Tuesday, June 10, 2003

We also visited the mansion at Maymont last week. I'd forgotten how sumptuous it is.

I took the GREs today. I sat at a computer in an anonymous office park building in the Far West End and clicked on little ovals instead of filling them in on an answer sheet with a number two pencil. I typed the two essays. I felt pretty good about them. The verbal section peeved me: it seemed like I didn’t know at least four of the words for which I had to identify an antonym; a couple of the sentence completion seemed to have no plausible answers listed; and one reading comprehension passage made me glaze over. I didn’t take the math (aka “quantitative”) very seriously: I just relaxed and took my best guess.

In the brave new world in which we live, one no longer waits for an envelope from -- what? -- Princeton, New Jersey, containing those magic numbers.
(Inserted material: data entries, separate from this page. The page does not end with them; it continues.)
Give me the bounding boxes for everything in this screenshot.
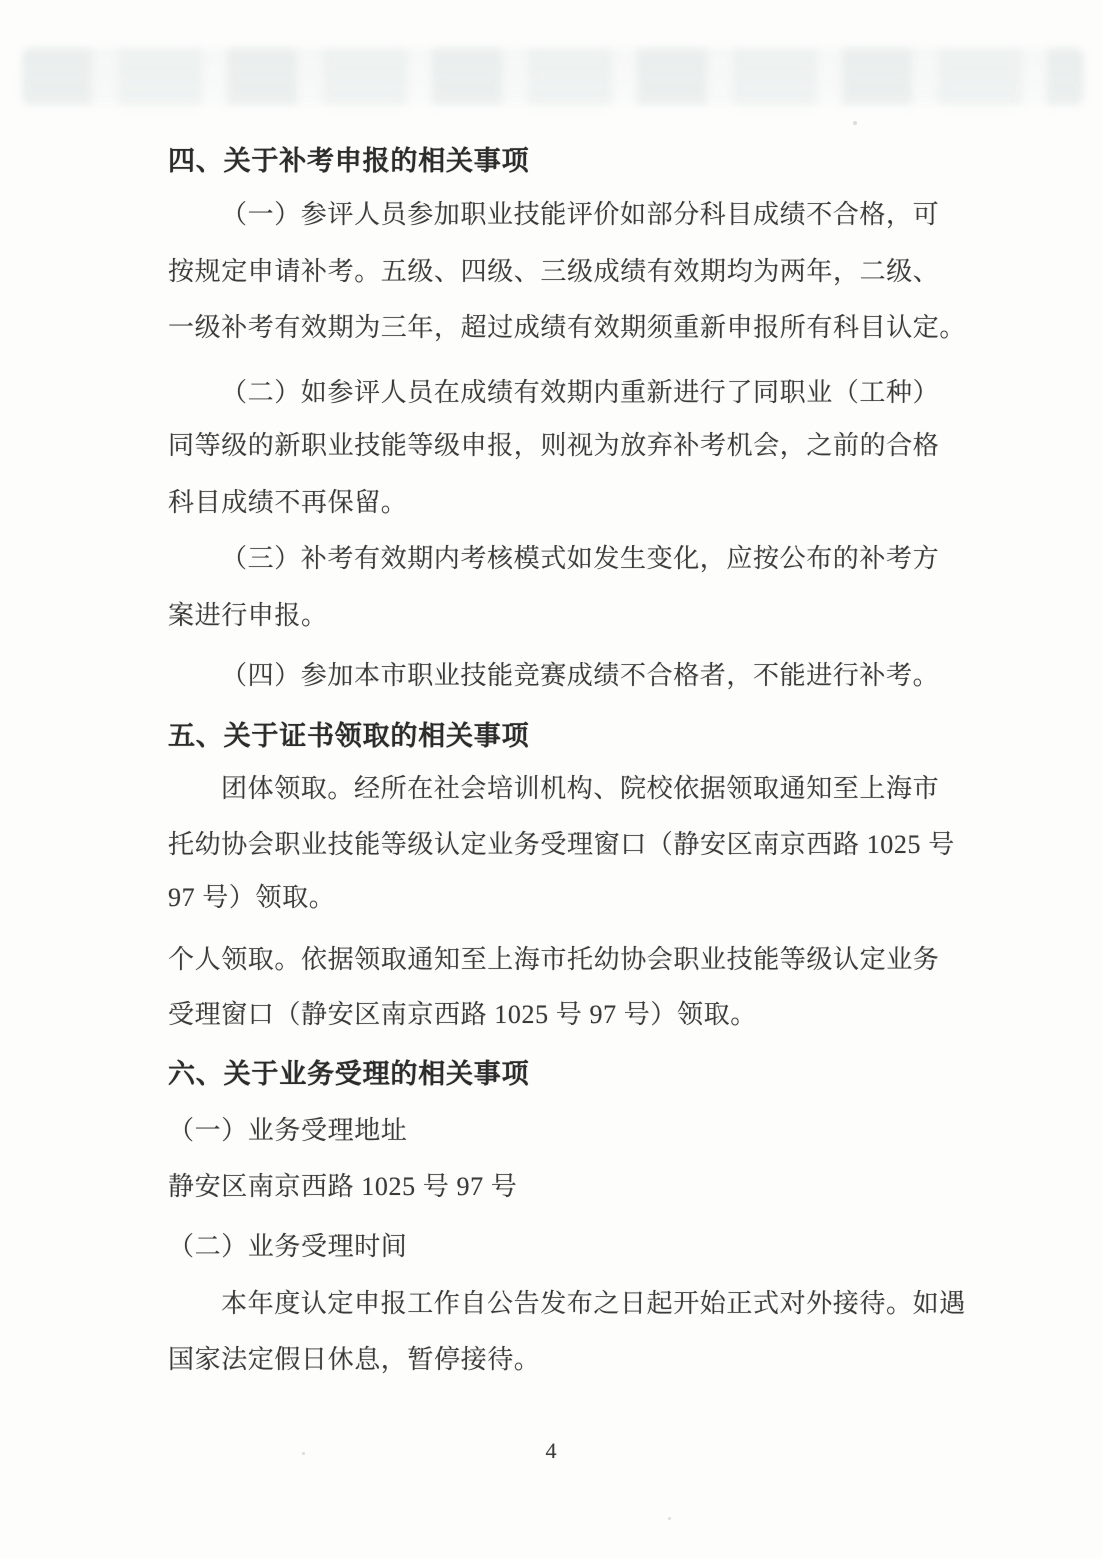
scan-bleedthrough-band	[22, 48, 1084, 105]
paragraph-line: 本年度认定申报工作自公告发布之日起开始正式对外接待。如遇	[168, 1287, 958, 1321]
section-heading-4: 四、关于补考申报的相关事项	[168, 144, 958, 178]
paragraph-line: 国家法定假日休息，暂停接待。	[168, 1343, 958, 1377]
subsection-heading-time: （二）业务受理时间	[168, 1230, 958, 1264]
paragraph-line: 团体领取。经所在社会培训机构、院校依据领取通知至上海市	[168, 772, 958, 806]
paragraph-line: 个人领取。依据领取通知至上海市托幼协会职业技能等级认定业务	[168, 943, 958, 977]
paragraph-line: 一级补考有效期为三年，超过成绩有效期须重新申报所有科目认定。	[168, 311, 958, 345]
subsection-heading-address: （一）业务受理地址	[168, 1114, 958, 1148]
paragraph-line: （三）补考有效期内考核模式如发生变化，应按公布的补考方	[168, 542, 958, 576]
scan-speck	[853, 121, 857, 125]
section-heading-5: 五、关于证书领取的相关事项	[168, 719, 958, 753]
paragraph-line: （二）如参评人员在成绩有效期内重新进行了同职业（工种）	[168, 376, 958, 410]
scan-speck	[302, 1452, 305, 1455]
scan-speck	[668, 1517, 671, 1520]
paragraph-line: （一）参评人员参加职业技能评价如部分科目成绩不合格，可	[168, 198, 958, 232]
scanned-document-page: 四、关于补考申报的相关事项 （一）参评人员参加职业技能评价如部分科目成绩不合格，…	[0, 0, 1102, 1559]
paragraph-line: 按规定申请补考。五级、四级、三级成绩有效期均为两年，二级、	[168, 255, 958, 289]
address-line: 静安区南京西路 1025 号 97 号	[168, 1170, 958, 1204]
paragraph-line: 同等级的新职业技能等级申报，则视为放弃补考机会，之前的合格	[168, 429, 958, 463]
section-heading-6: 六、关于业务受理的相关事项	[168, 1057, 958, 1091]
paragraph-line: 97 号）领取。	[168, 881, 958, 915]
paragraph-line: 托幼协会职业技能等级认定业务受理窗口（静安区南京西路 1025 号	[168, 828, 958, 862]
paragraph-line: 受理窗口（静安区南京西路 1025 号 97 号）领取。	[168, 998, 958, 1032]
paragraph-line: 科目成绩不再保留。	[168, 486, 958, 520]
page-number: 4	[0, 1438, 1102, 1464]
paragraph-line: 案进行申报。	[168, 599, 958, 633]
paragraph-line: （四）参加本市职业技能竞赛成绩不合格者，不能进行补考。	[168, 659, 958, 693]
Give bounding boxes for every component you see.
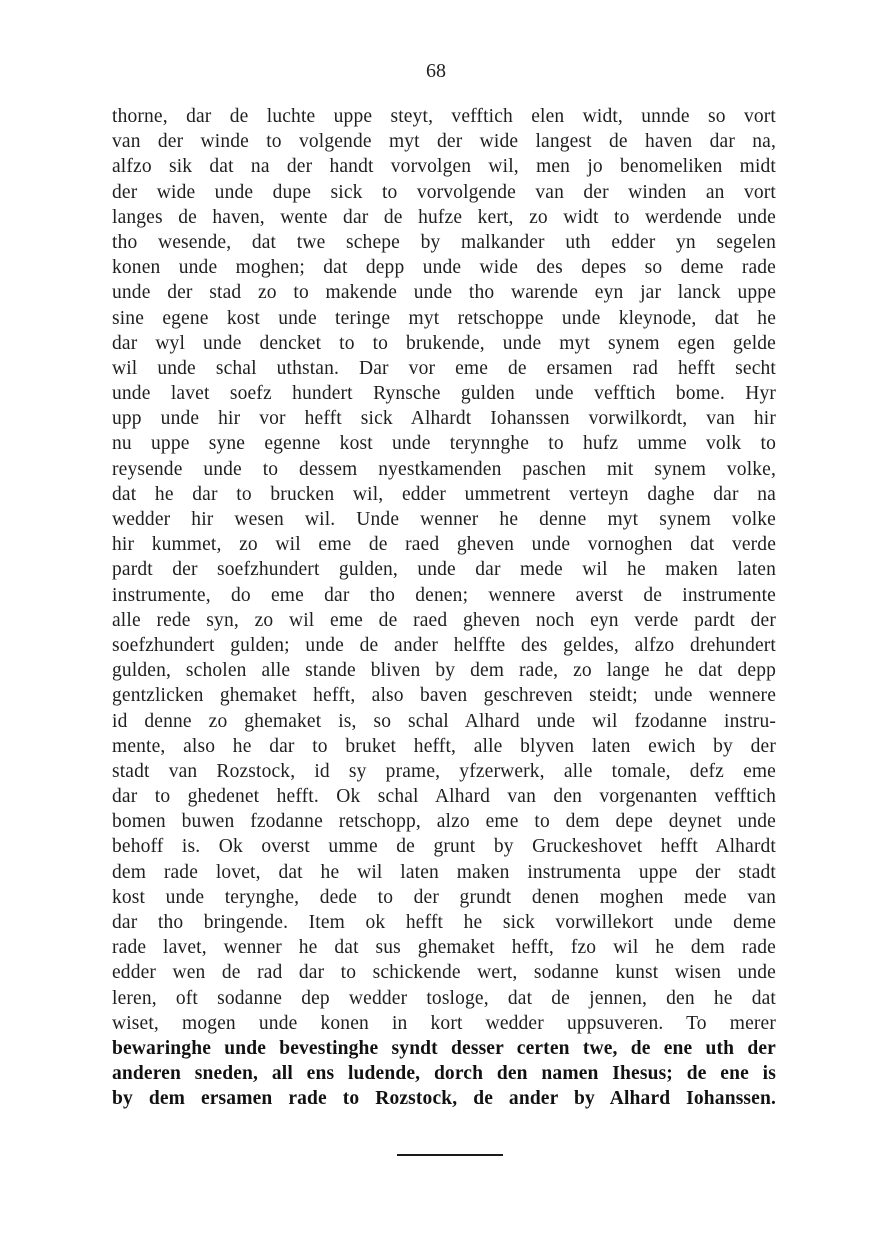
text-line: langes de haven, wente dar de hufze kert…: [112, 205, 776, 230]
text-line: konen unde moghen; dat depp unde wide de…: [112, 255, 776, 280]
text-line: dar wyl unde dencket to to brukende, und…: [112, 331, 776, 356]
text-line: wil unde schal uthstan. Dar vor eme de e…: [112, 356, 776, 381]
text-line: soefzhundert gulden; unde de ander helff…: [112, 633, 776, 658]
body-text: thorne, dar de luchte uppe steyt, veffti…: [112, 104, 776, 1112]
text-line: gentzlicken ghemaket hefft, also baven g…: [112, 683, 776, 708]
text-line: instrumente, do eme dar tho denen; wenne…: [112, 583, 776, 608]
text-line: alfzo sik dat na der handt vorvolgen wil…: [112, 154, 776, 179]
text-line: wedder hir wesen wil. Unde wenner he den…: [112, 507, 776, 532]
section-separator-rule: [397, 1154, 503, 1156]
text-line: reysende unde to dessem nyestkamenden pa…: [112, 457, 776, 482]
text-line: unde der stad zo to makende unde tho war…: [112, 280, 776, 305]
text-line: anderen sneden, all ens ludende, dorch d…: [112, 1061, 776, 1086]
text-line: behoff is. Ok overst umme de grunt by Gr…: [112, 834, 776, 859]
text-line: by dem ersamen rade to Rozstock, de ande…: [112, 1086, 776, 1111]
text-line: nu uppe syne egenne kost unde terynnghe …: [112, 431, 776, 456]
text-line: leren, oft sodanne dep wedder tosloge, d…: [112, 986, 776, 1011]
text-line: bomen buwen fzodanne retschopp, alzo eme…: [112, 809, 776, 834]
text-line: der wide unde dupe sick to vorvolgende v…: [112, 180, 776, 205]
text-line: dar tho bringende. Item ok hefft he sick…: [112, 910, 776, 935]
text-line: rade lavet, wenner he dat sus ghemaket h…: [112, 935, 776, 960]
text-line: stadt van Rozstock, id sy prame, yfzerwe…: [112, 759, 776, 784]
text-line: dem rade lovet, dat he wil laten maken i…: [112, 860, 776, 885]
text-line: edder wen de rad dar to schickende wert,…: [112, 960, 776, 985]
page-number: 68: [0, 60, 872, 83]
text-line: kost unde terynghe, dede to der grundt d…: [112, 885, 776, 910]
text-line: hir kummet, zo wil eme de raed gheven un…: [112, 532, 776, 557]
text-line: tho wesende, dat twe schepe by malkander…: [112, 230, 776, 255]
text-line: mente, also he dar to bruket hefft, alle…: [112, 734, 776, 759]
text-line: van der winde to volgende myt der wide l…: [112, 129, 776, 154]
text-line: id denne zo ghemaket is, so schal Alhard…: [112, 709, 776, 734]
text-line: dar to ghedenet hefft. Ok schal Alhard v…: [112, 784, 776, 809]
text-line: upp unde hir vor hefft sick Alhardt Ioha…: [112, 406, 776, 431]
text-line: wiset, mogen unde konen in kort wedder u…: [112, 1011, 776, 1036]
text-line: gulden, scholen alle stande bliven by de…: [112, 658, 776, 683]
text-line: alle rede syn, zo wil eme de raed gheven…: [112, 608, 776, 633]
text-line: dat he dar to brucken wil, edder ummetre…: [112, 482, 776, 507]
text-line: pardt der soefzhundert gulden, unde dar …: [112, 557, 776, 582]
text-line: sine egene kost unde teringe myt retscho…: [112, 306, 776, 331]
text-line: unde lavet soefz hundert Rynsche gulden …: [112, 381, 776, 406]
text-line: thorne, dar de luchte uppe steyt, veffti…: [112, 104, 776, 129]
text-line: bewaringhe unde bevestinghe syndt desser…: [112, 1036, 776, 1061]
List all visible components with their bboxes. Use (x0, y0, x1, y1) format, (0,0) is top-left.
After indicating the school to which I wanted the scores sent, I had a chance to erase, to discount the test, or save it. I saved . . . and scores came right back at me. Nice ones, too. I had improved my math score by 40 over my best practice test. It was 90 points higher than the score I got when I took the test in 1990. What a laugh.

Beautiful sky over Franklin Street tonight, as I left the Y. Streaks of pink and fluffy shreds of clouds, and a hunk of moon.